The global crude oil market remains under considerable pressure, despite entering the high-demand summer season. Over the past two weeks, ICE Brent and NYMEX WTI futures have shown slight rebounds from multi-month lows but remain broadly subdued. Persistent bearish drivers include record US crude inventories, sluggish demand signals from China and India, and a lack of new OPEC+ supply cuts. Although the physical market is adequately supplied, traders remain cautious, reflecting a market caught between stable underlying supply and only tentative evidence of demand recovery.
Recent EIA data reports crude inventories at ten-month highs, while global muscle remains limited with Russian exports staying robust and OPEC+ members showing little appetite for fresh voluntary cuts. On the demand side, US gasoline consumption, a bellwether for summer, is only modestly improving, and Asian refineries appear to be operating below their full run rates. Speculative positioning has consequently shifted more defensively, with most managed funds reducing long bets and defensive strategies gaining favour.
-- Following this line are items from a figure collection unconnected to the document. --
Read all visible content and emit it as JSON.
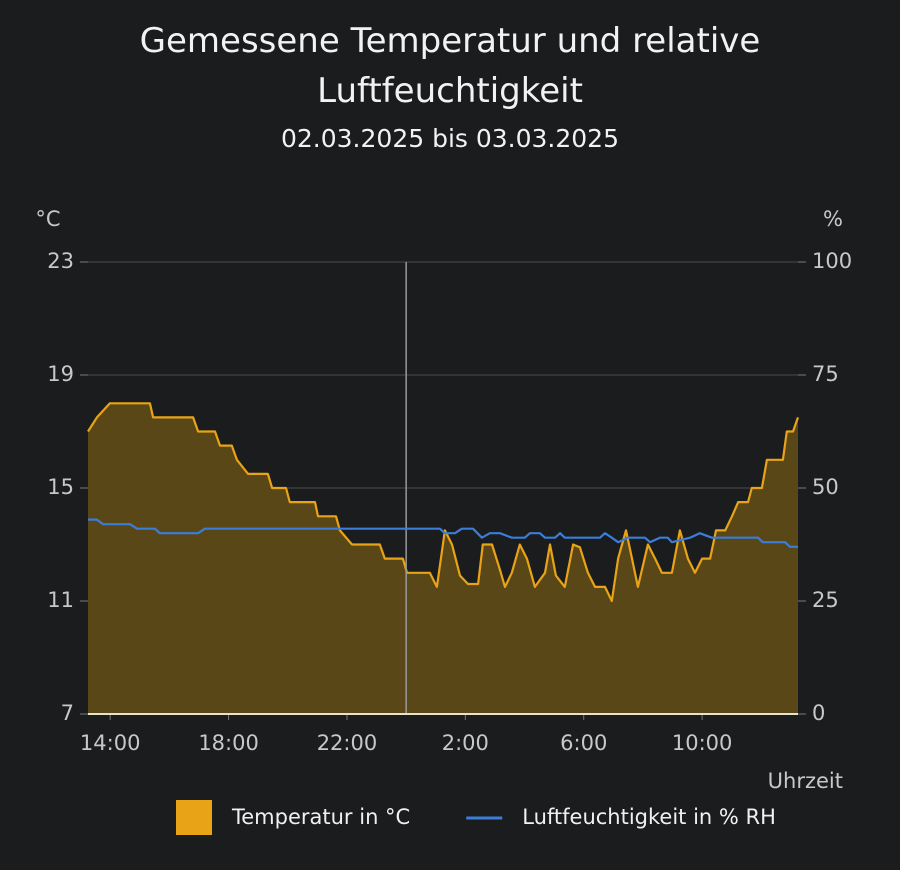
{
  "chart_data": {
    "type": "line",
    "title": "Gemessene Temperatur und relative Luftfeuchtigkeit",
    "subtitle": "02.03.2025 bis 03.03.2025",
    "x_label": "Uhrzeit",
    "y_label": "°C",
    "y2_label": "%",
    "xlim": [
      13.25,
      37.24
    ],
    "xticks": [
      {
        "value": 14,
        "label": "14:00"
      },
      {
        "value": 18,
        "label": "18:00"
      },
      {
        "value": 22,
        "label": "22:00"
      },
      {
        "value": 26,
        "label": "2:00"
      },
      {
        "value": 30,
        "label": "6:00"
      },
      {
        "value": 34,
        "label": "10:00"
      }
    ],
    "ylim": [
      7,
      23
    ],
    "yticks": [
      7,
      11,
      15,
      19,
      23
    ],
    "y2lim": [
      0,
      100
    ],
    "y2ticks": [
      0,
      25,
      50,
      75,
      100
    ],
    "grid": true,
    "legend": "bottom",
    "day_marker": 24,
    "series": [
      {
        "name": "Temperatur in °C",
        "color": "#e8a317",
        "area": true,
        "area_color": "#5a4718",
        "x": [
          13.25,
          13.55,
          13.99,
          15.34,
          15.45,
          16.8,
          16.97,
          17.54,
          17.71,
          18.11,
          18.28,
          18.66,
          19.33,
          19.47,
          19.94,
          20.07,
          20.92,
          21.02,
          21.63,
          21.76,
          22.17,
          23.11,
          23.28,
          23.89,
          24.03,
          24.8,
          25.04,
          25.31,
          25.55,
          25.82,
          26.09,
          26.43,
          26.59,
          26.9,
          27.17,
          27.34,
          27.57,
          27.84,
          28.08,
          28.35,
          28.69,
          28.86,
          29.06,
          29.36,
          29.64,
          29.87,
          30.14,
          30.38,
          30.72,
          30.95,
          31.16,
          31.43,
          31.63,
          31.83,
          32.17,
          32.41,
          32.64,
          32.98,
          33.25,
          33.52,
          33.76,
          34.0,
          34.27,
          34.47,
          34.78,
          35.01,
          35.22,
          35.55,
          35.68,
          36.02,
          36.19,
          36.73,
          36.86,
          37.07,
          37.24
        ],
        "values": [
          17,
          17.5,
          18,
          18,
          17.5,
          17.5,
          17,
          17,
          16.5,
          16.5,
          16,
          15.5,
          15.5,
          15,
          15,
          14.5,
          14.5,
          14,
          14,
          13.5,
          13,
          13,
          12.5,
          12.5,
          12,
          12,
          11.5,
          13.5,
          13,
          11.9,
          11.6,
          11.6,
          13,
          13,
          12.1,
          11.5,
          12,
          13,
          12.5,
          11.5,
          12,
          13,
          11.9,
          11.5,
          13,
          12.9,
          12,
          11.5,
          11.5,
          11,
          12.5,
          13.5,
          12.5,
          11.5,
          13,
          12.5,
          12,
          12,
          13.5,
          12.5,
          12,
          12.5,
          12.5,
          13.5,
          13.5,
          14,
          14.5,
          14.5,
          15,
          15,
          16,
          16,
          17,
          17,
          17.5
        ]
      },
      {
        "name": "Luftfeuchtigkeit in % RH",
        "color": "#3b7dd8",
        "axis": "y2",
        "x": [
          13.25,
          13.55,
          13.76,
          14.67,
          14.91,
          15.51,
          15.68,
          16.97,
          17.2,
          25.14,
          25.31,
          25.65,
          25.88,
          26.26,
          26.56,
          26.83,
          27.17,
          27.57,
          28.01,
          28.18,
          28.52,
          28.69,
          29.03,
          29.2,
          29.36,
          30.55,
          30.72,
          30.95,
          31.16,
          31.49,
          32.07,
          32.24,
          32.57,
          32.84,
          32.98,
          33.59,
          33.92,
          34.33,
          35.89,
          36.05,
          36.8,
          36.97,
          37.24
        ],
        "values": [
          43,
          43,
          42,
          42,
          41,
          41,
          40,
          40,
          41,
          41,
          40,
          40,
          41,
          41,
          39,
          40,
          40,
          39,
          39,
          40,
          40,
          39,
          39,
          40,
          39,
          39,
          40,
          39,
          38,
          39,
          39,
          38,
          39,
          39,
          38,
          39,
          40,
          39,
          39,
          38,
          38,
          37,
          37
        ]
      }
    ]
  }
}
The weather outlook is typical for this time of year: hot and dry in the Middle East, abnormally warm in the US Gulf, but no immediate threats from hurricanes, meaning no bullish weather catalyst in sight.
📈 Prices: Latest Crude Oil Futures & Sentiment
Contract | ICE Brent (USD/bl) | Weekly Change | NYMEX WTI (USD/bl) | Weekly Change | Market Sentiment |
---|---|---|---|---|---|
Aug 25 | 67.04 | +1.46% | 65.37 | +1.26% | Mildly Bullish |
Sep 25 | 66.35 | +1.30% | 63.29 | +1.02% | Cautiously Bullish |
Oct 25 | 65.71 | +1.30% | 62.51 | +1.00% | Neutral |
Nov 25 | 65.28 | +1.20% | 62.03 | +0.71% | Neutral |
Dec 25 | 65.06 | +1.16% | 61.71 | +0.62% | Neutral |
🌍 Supply & Demand Drivers
- OPEC+ Production Policy: Uncertainty surrounds H2 2025 quotas; recent meetings have not announced deeper cuts despite quotas circumvention and Russian overproduction.
- US Crude Inventories: EIA reported stocks rising to 10-month highs, pressuring prices despite a seasonal demand uptick.
- Asian Demand: China and India show tepid growth; refinery throughput is stable but unspectacular.
- Speculative Positioning: Large funds have notably reduced net-long positions; hedge funds even briefly net-short both Brent and WTI.
- Geopolitical Premium: Tensions in the Middle East have eased, lowering supply risk premiums. Red Sea disruptions persist but their effect is now priced in.
📊 Fundamentals & Global Stock Comparison
Country | Production (mln bbl/d) | Stock Level | Exports (mln bbl/d) |
---|---|---|---|
USA | 13.2 | ~470 mln (10-mo high) | 3.5 |
Saudi Arabia | 9.0 | ~165 mln | 7.4 |
Russia | 10.8 | ~100 mln | 5.3 |
UAE | 4.0 | ~45 mln | 2.7 |
China | 4.2 | N/A | N/A |
⛅ Weather Outlook for Major Oil Regions
- US Gulf Coast: Continuing hot and dry, hurricane formation risk remains low for now. Supports refinery operation, but no weather-driven supply threat in the short term.
- Middle East: Typical summer heat and drought persist, maintaining power demand but not disrupting supply or transit routes.
- Russia/Baltic: No adverse weather affecting pipeline or port export flows. The weather is normal for the season.
📌 Key Insights & Trading Recommendations
- Short-term price trend is moderately bullish due to risk premium stabilisation and physical tightness in some contracts.
- Expect further resistance above $67–68 Brent and $65 WTI; upside capped unless inventory draw or supply shock emerges.
- Physical buyers: Cover part of forward demand, but avoid aggressive spot purchases on rallies.
- Hedgers: Continue layering in puts/put spreads; avoid excessive long gamma exposure.
- Spec buyers: Watch for rallies toward $67.50 Brent or $65.50 WTI to reduce exposure; trailing stops advisable.
- Main risk: Unexpected OPEC+ cut or hurricane in the Gulf could prompt a sharp short-covering rally.
📆 3-Day Regional Price Forecast
Exchange | Contract | Forecast Price (USD/bl) | Trend |
---|---|---|---|
ICE | Brent Aug 25 | 66.8 – 67.5 | Slightly Up/Range-bound |
NYMEX | WTI Jul 25 | 65.1 – 65.7 | Slightly Up/Neutral |
Watch factors: EIA and OPEC+ headlines, speculative re-positioning, and Gulf weather updates. Volatility remains elevated – range trading strategies favoured for now.